Kaepernick and Nike

 

Nike used a black and white photographic close-up of Colin Kaepernick’s face on which is printed: “Believe in something. Even if it means sacrificing everything.” Many Americans who are also Christian are objecting to Nike’s use of Kaepernick and boycotting the company, but those same veined people have long been opposed to Kaepernick and his followers.

The history of America is packed with individuals who believed in something and were willing to sacrifice for that belief. Yes, we have our Founding Fathers, but what of the less celebrated women and men who helped make this country by their work, inventions, ideas, and writing? What of the families who left the safety and comfort and jobs in the East to walk across the country only to face the Rocky Mountains near the end of their journey? What of the soldiers who silently died so that we would be free to kneel in protest?

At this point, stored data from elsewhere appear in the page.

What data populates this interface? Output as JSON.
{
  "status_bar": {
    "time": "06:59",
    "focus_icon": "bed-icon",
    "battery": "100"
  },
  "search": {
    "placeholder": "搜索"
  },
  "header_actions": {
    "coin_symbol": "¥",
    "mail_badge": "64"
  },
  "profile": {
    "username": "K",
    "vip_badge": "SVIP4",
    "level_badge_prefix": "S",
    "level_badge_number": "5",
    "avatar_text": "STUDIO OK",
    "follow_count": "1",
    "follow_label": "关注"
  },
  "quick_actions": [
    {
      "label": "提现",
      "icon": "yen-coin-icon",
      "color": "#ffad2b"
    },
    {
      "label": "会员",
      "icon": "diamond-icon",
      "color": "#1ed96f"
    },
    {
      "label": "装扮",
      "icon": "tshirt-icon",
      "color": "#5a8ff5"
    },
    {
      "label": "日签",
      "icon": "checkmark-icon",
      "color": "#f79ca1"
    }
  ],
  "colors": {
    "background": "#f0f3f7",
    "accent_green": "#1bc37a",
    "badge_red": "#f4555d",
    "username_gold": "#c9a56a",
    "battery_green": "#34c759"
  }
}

Colin Kaepernick took a stand just as Tommy Smith and John Carlos did. Those two young runners believed in something, and they not only were willing to  sacrifice everything, they were sacrificed. Smith and Carlos, in an Olympic award ceremony in 1968, silently raised a black-gloved fist during the playing of our National Anthem. They were removed from the Olympic Village and vilified across America for their protest. Kaepernick, almost fifty years later, took a knee during the National Anthem before an NFL game to protest similar injustices in our culture. Before long, he was joined by other players, but he lost his position and salary with the San Francisco Forty-Niners, and it was a long time before another NFL team would sign him to a contract. Colin Kaepernick did what some Americans and Christians do when an injustice is seen—he spoke and acted against it. And, like many before  him, he sacrified for his belief. Why would Nike not use his photograph to advertise its products—his act was American and Christian through and through and represents everything that some of us say that we hold dear. Without such courage as Kaepernick exhibited, our country and our Christianity would  not be what it  is  today. Yet, like Smith and Carlos, Kaepernick is viewed as a less than a noble person, even a traitor to the country that has made him famous and wealthy.  So many people think that he and others like him should be grateful for what they have and “act like they appreciate this country.”

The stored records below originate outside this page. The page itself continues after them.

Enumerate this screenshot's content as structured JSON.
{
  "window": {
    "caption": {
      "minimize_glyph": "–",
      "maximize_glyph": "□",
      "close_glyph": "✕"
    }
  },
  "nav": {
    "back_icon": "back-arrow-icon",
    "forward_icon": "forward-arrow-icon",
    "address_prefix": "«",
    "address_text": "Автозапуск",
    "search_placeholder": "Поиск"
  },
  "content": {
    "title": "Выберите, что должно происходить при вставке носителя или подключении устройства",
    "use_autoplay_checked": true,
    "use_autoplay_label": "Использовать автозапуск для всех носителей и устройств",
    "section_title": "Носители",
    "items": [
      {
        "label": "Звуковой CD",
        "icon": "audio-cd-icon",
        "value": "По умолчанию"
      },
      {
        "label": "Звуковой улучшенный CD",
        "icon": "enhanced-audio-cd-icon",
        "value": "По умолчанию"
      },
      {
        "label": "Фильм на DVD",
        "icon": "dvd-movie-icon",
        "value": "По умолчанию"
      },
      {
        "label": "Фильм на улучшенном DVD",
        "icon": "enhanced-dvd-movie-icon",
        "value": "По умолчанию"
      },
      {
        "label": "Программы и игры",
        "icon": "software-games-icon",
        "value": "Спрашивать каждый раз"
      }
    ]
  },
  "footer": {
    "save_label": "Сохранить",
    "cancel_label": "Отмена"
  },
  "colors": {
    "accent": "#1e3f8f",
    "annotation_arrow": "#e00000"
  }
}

For me  the advertisement by Nike is brilliant because of what it says about belief and action. If, as an athlete, a person believes in herself enough, she will sacrifice much to achieve her goal, and if a Christian American she will sacrifice for her beliefs.

Christians such as Anne Hutchinson, Roger Williams, and Isaac Backus fought to form our Christian Nation.  Mary Dyer had such a belief that she was executed for proselytizing across America. More recently, Dr. King was called a traitor and communist for his battle against racism. Clarence Jordon who followed the Sermon on the Mount bypreaching and living it, was chased off his farm by angry whites. Will Campbell, a white Mississippi preacher, fought against racism. The list of brave Christian Americans is long, but often forgotten.

Kaepernick may or may  not be a Christian, but I know he is an American who  values the principles of our country. I know this by his action and his courage to stand against the injustices we still have. For me, he is courageous, not disrespectful. He used the one tool he had to fight—his fame as a ball player. By his act of kneeling, he attempted to draw attention to the racism in our country, but so many of us chose  not to attack the causes of the act, but to attack the actor.  Just as we did with Smith and Carlos.

Today we are like the 1950s member of the Baptist church in Georgia who, after hearing Clarence Jordan preach a sermon, approached him to tell him that her grandfather had fought in the Civil War and she opposed everything Dr. Jordan had said in his sermon. Dr. Jordon looked at the well-dressed Georgia matriarch and said, “Well, ma’ma, you can follow Jesus Christ or your grandfather.”

We Christian Americans, it seems to me,  have that same choice over sixty years later.